Image Description: A Torah scroll unrolled.
“Would you like to hold it?” he asked me.
I was deeply honored by the question but also concerned about dropping it or making ignorant missteps, so I declined. I did smile though, and the Torah scroll was handed over to another person for additional whirling and merriment.
As a Presbyterian seminary student, I was grateful to visit a Conservative Jewish synagogue with members of my class. We were present for Simchat Torah, a Jewish holiday that marks the end of a cycle of public Torah readings and a new beginning for the next cycle. On this night, the Torah scrolls of the ark are removed, and the community dances with them.
I knew I was going to experience a meaningful interfaith encounter; I had no idea I was going to cut a rug with Torah scrolls. And cut a rug we did!
This celebration was joyous and gleeful, and it lasted for a couple of hours. It was an meaningful experience, and along with my classmates, I was grateful to be welcomed into the community holiday. It was the kind experience you cannot quite anticipate as a guest. You have to be present with it as it unfolds, finding yourself within a moment in the midst of community.

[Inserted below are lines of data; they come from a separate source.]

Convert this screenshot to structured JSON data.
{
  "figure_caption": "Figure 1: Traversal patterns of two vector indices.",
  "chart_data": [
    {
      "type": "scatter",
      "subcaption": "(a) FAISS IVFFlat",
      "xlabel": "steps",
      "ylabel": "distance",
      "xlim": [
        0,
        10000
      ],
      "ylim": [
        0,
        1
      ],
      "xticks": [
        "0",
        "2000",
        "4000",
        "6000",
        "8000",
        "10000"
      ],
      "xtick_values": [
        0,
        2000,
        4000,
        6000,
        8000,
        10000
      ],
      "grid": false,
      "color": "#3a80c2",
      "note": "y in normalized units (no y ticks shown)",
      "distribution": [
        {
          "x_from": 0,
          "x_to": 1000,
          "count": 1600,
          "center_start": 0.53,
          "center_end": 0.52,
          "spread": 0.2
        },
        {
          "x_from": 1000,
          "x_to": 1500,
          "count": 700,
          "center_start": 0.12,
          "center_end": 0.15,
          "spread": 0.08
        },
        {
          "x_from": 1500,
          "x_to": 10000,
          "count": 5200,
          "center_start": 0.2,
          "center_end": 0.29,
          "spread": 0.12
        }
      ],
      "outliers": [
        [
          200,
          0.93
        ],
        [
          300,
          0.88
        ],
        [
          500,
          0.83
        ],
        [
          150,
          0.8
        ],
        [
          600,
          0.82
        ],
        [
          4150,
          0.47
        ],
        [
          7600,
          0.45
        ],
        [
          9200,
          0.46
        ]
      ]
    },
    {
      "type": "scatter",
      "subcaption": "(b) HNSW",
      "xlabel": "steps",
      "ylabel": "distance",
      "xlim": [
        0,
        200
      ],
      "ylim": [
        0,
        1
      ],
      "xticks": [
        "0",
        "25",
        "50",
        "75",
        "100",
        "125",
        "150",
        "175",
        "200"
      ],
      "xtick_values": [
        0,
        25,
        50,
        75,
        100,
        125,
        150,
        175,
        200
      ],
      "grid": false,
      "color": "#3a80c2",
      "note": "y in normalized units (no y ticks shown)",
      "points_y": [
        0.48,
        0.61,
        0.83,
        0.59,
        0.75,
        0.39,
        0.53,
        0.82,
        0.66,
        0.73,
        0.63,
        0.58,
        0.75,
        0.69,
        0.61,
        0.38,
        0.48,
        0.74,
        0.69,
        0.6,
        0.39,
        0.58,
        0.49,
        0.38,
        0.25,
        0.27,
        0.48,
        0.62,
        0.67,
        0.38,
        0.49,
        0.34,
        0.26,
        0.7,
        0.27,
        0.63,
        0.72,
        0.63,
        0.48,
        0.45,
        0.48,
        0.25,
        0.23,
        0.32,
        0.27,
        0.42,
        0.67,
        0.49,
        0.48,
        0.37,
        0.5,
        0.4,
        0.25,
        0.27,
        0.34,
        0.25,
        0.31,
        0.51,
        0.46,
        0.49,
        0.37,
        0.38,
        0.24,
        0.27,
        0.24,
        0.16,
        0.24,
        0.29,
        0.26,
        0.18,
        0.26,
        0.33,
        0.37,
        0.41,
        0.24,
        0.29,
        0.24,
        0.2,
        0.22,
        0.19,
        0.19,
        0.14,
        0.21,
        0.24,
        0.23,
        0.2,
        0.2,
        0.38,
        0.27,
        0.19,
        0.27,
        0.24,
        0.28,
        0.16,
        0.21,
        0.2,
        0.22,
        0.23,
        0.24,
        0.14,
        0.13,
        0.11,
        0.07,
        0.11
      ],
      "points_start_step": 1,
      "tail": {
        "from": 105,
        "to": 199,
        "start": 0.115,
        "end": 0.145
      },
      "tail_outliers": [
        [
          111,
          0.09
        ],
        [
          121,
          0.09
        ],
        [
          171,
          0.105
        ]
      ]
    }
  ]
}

The dancing was meaningful and memorable, but right alongside it, there was an another moment when I suddenly found myself within a community experience I could not have anticipated. The Rabbi invited everyone to come close together, and members of the synagogue unrolled the Torah scroll so that it encircled the people. We were inside the text, in a sense. Then the Rabbi traveled around that circle of text and shared its stories as the larger, unfolding story of the people. He said things like,
“This is when we were created, along with the entire world.”
“This is when we were liberated from slavery in Egypt.”
“This is when we received the law.”
This is when we…
We stood there, peopled.
And I was so drawn to that sense of being gathered together, encircled by story, peopled together by a shared story.
It was the kind experience you cannot quite anticipate as a guest — the kind of experience when you find yourself suddenly peopled too.